Ich lege meine Arme um ihren Hals und drücke meine Wange in ihre wunderschönen, hellroten, langen Haare. Das Haar riecht nach Klinik. Bei Gott, wie ich diesen Geruch nicht ausstehen kann. Und Mama ist noch viel blasser als sonst – ich hab keine Ahnung, mit was für Zeugs die sie da vollstopfen.

Hinter ihr kommt unser Nachbar Herr Yilmaz aus dem Fahrstuhl. Er hat sie mit dem Auto abgeholt und stellt jetzt Mamas Tasche in den Flur.

Mama nimmt mit beiden Händen seine Hand. »Vielen, vielen Dank!«

»Keine Ursache«, sagt er, und zu mir: »Gut aufpassen auf dein Mutter, Nelson! Keine Ärger machen!«

Ich nicke. Klar, Mann. Ich mache nie Ärger.

Mama drückt mich noch einmal. »Wie schön, wieder zu Hause zu sein! Hast du alles gut geschafft?«

»Klar, Mama. Um mich brauchst du dir nun wirklich keine Sorgen zu machen!«

Sie ist total glücklich, als sie die ordentliche Wohnung sieht.
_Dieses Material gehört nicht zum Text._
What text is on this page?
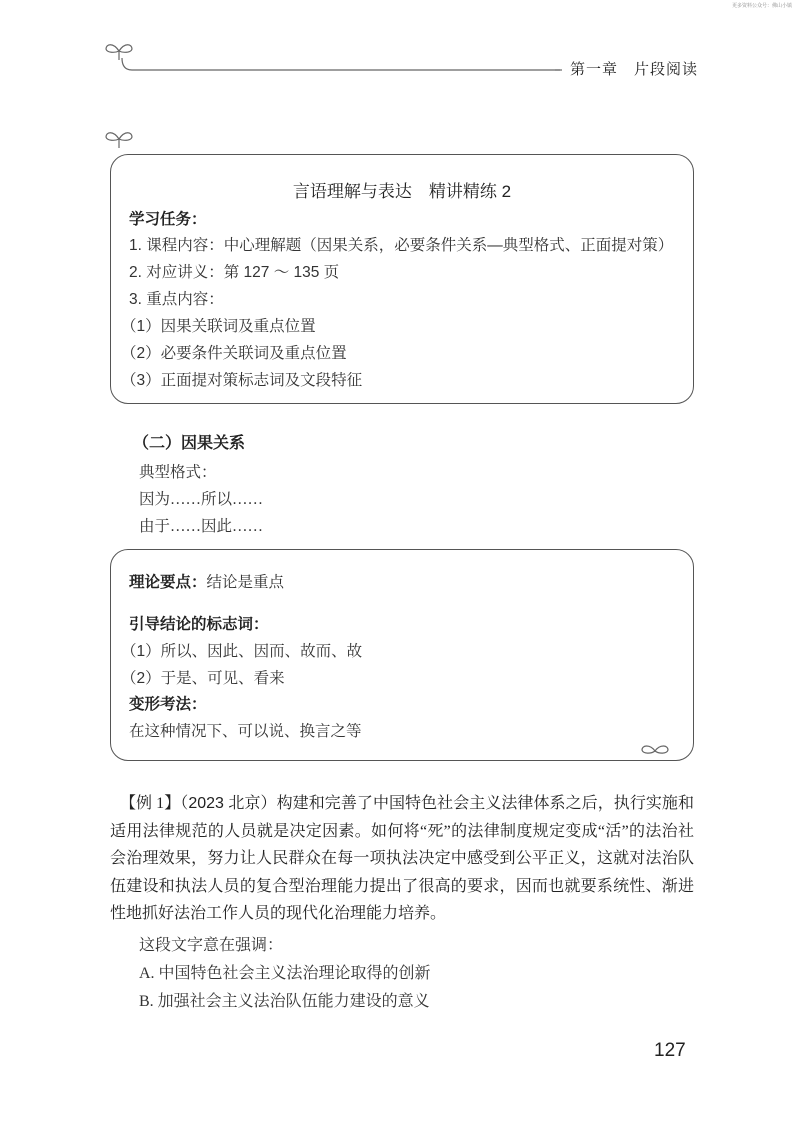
更多资料公众号：佛山小镇
第一章　片段阅读
言语理解与表达　精讲精练 2
学习任务：
1. 课程内容：中心理解题（因果关系，必要条件关系—典型格式、正面提对策）
2. 对应讲义：第 127 ～ 135 页
3. 重点内容：
（1）因果关联词及重点位置
（2）必要条件关联词及重点位置
（3）正面提对策标志词及文段特征
（二）因果关系
典型格式：
因为……所以……
由于……因此……
理论要点：结论是重点
引导结论的标志词：
（1）所以、因此、因而、故而、故
（2）于是、可见、看来
变形考法：
在这种情况下、可以说、换言之等
【例 1】（2023 北京）构建和完善了中国特色社会主义法律体系之后，执行实施和适用法律规范的人员就是决定因素。如何将“死”的法律制度规定变成“活”的法治社会治理效果，努力让人民群众在每一项执法决定中感受到公平正义，这就对法治队伍建设和执法人员的复合型治理能力提出了很高的要求，因而也就要系统性、渐进性地抓好法治工作人员的现代化治理能力培养。
这段文字意在强调：
A. 中国特色社会主义法治理论取得的创新
B. 加强社会主义法治队伍能力建设的意义
127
Gut, dass ich noch geschafft habe, aufzuräumen.

Wir setzen uns auf die Couch und ich hole die Pizza aus dem Ofen. Mamas Lieblingspizza, mit Thunfisch.
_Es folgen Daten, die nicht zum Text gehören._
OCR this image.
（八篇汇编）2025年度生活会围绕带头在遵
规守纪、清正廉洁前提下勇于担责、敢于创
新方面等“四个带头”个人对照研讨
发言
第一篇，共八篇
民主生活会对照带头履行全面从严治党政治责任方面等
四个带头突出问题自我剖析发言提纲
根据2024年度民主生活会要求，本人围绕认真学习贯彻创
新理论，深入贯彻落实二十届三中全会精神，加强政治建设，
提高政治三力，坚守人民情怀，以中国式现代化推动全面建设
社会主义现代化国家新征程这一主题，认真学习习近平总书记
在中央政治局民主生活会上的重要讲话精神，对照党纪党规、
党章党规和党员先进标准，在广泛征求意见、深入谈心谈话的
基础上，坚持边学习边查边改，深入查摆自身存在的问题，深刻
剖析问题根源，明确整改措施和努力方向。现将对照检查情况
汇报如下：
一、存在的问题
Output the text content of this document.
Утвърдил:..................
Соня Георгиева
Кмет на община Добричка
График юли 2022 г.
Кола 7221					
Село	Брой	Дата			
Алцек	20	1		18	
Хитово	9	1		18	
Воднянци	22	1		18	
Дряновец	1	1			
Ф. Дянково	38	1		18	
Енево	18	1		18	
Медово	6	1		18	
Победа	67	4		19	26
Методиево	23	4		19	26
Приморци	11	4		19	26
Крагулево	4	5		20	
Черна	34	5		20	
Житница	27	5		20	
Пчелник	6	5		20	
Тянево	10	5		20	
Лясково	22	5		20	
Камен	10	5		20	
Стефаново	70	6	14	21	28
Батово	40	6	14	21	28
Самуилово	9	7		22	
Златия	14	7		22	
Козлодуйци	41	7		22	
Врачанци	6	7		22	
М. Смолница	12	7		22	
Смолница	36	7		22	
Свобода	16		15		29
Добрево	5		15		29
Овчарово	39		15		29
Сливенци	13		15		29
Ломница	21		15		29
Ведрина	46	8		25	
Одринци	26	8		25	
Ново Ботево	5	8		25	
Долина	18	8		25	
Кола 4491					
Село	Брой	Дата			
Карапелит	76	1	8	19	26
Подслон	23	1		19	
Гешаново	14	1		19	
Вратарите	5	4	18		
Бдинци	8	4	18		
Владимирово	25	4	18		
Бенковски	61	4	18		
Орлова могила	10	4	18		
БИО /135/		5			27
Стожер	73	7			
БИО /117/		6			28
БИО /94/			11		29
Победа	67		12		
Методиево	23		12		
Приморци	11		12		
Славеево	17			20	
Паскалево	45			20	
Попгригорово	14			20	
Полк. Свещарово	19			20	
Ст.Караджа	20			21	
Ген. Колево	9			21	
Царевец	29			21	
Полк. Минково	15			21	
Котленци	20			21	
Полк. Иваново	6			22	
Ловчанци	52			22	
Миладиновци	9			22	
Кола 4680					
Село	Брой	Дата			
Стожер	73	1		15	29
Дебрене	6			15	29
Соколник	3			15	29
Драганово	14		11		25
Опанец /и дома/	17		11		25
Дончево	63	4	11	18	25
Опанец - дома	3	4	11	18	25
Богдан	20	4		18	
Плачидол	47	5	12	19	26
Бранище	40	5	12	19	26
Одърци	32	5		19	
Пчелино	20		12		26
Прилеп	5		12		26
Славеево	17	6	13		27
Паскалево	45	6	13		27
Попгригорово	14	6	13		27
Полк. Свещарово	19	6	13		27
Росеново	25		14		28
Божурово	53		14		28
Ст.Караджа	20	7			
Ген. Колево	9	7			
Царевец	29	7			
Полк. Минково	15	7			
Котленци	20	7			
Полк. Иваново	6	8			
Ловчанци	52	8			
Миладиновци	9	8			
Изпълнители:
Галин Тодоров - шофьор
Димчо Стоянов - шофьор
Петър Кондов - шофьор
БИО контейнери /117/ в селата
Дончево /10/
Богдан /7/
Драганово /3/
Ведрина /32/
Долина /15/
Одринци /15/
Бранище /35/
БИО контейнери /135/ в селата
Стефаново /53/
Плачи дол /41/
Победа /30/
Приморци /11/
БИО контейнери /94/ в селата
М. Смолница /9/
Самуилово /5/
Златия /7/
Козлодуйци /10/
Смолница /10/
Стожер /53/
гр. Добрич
Mama seufzt. »Ich wette, du hast dich die ganze Zeit nur von Pizza ernährt.«

»Na ja … nicht die ganze Zeit.«

Sie nimmt sich eine Ecke. »Wie läuft’s in der Schule?«

»Ganz gut.«

Ich behalte für mich, dass ich gar nicht so oft dort war. Alles muss sie auch nicht wissen.

»Wir haben einen neuen Klassenlehrer. Und Englischlehrer ist er auch. Junge, ist der langweilig.«

»Aber Englisch ist wichtig«, sagt Mama kauend. Ich freue mich derbe, dass sie die Pizza zu mögen scheint.
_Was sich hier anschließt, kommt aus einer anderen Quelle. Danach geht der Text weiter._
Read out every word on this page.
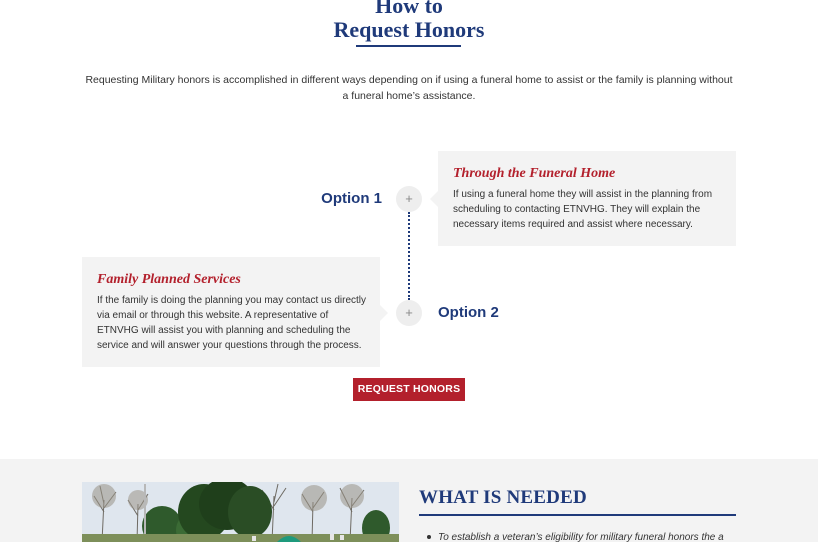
How to
Request Honors

Requesting Military honors is accomplished in different ways depending on if using a funeral home to assist or the family is planning without a funeral home’s assistance.

Option 1	+
+	Option 2
Through the Funeral Home
If using a funeral home they will assist in the planning from scheduling to contacting ETNVHG. They will explain the necessary items required and assist where necessary.
Family Planned Services
If the family is doing the planning you may contact us directly via email or through this website. A representative of ETNVHG will assist you with planning and scheduling the service and will answer your questions through the process.
REQUEST HONORS
WHAT IS NEEDED
To establish a veteran’s eligibility for military funeral honors the a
»Ich weiß. Aber langweilig ist der ohne Ende.«

»Bestimmt kann man trotzdem was lernen.«

»Hm.«

»Ohne Englisch bekommt man heutzutage keine gute Arbeit mehr.«

»Englisch ist mein bestes Fach, da musst du dir echt keine Sorgen machen, Mama!«

»Ja, aber pass auf, dass es auch dein bestes Fach bleibt.«

Was hat sie denn nur mit dem blöden Englisch? Ich suche nach einem anderen Thema.

»In zehn Tagen fahren wir schon auf Klassenfahrt! Ich kann’s echt gar nicht mehr aushalten. Ich freu mich derbe, Mama.«

»Ja, ich freue mich auch für dich, Nelson. Fährt da euer neuer Klassenlehrer mit?«

»Äh – ja. Also, wahrscheinlich.« Außer, wir ekeln ihn vorher wieder raus. Aber das sage ich natürlich nicht.

»Bestimmt ist er ganz nett. Er muss sich halt erst eingewöhnen. Das wird schon.«

»Mama, der ist voll die Schwuchtel!«, sage ich, bevor ich drüber nachgedacht habe.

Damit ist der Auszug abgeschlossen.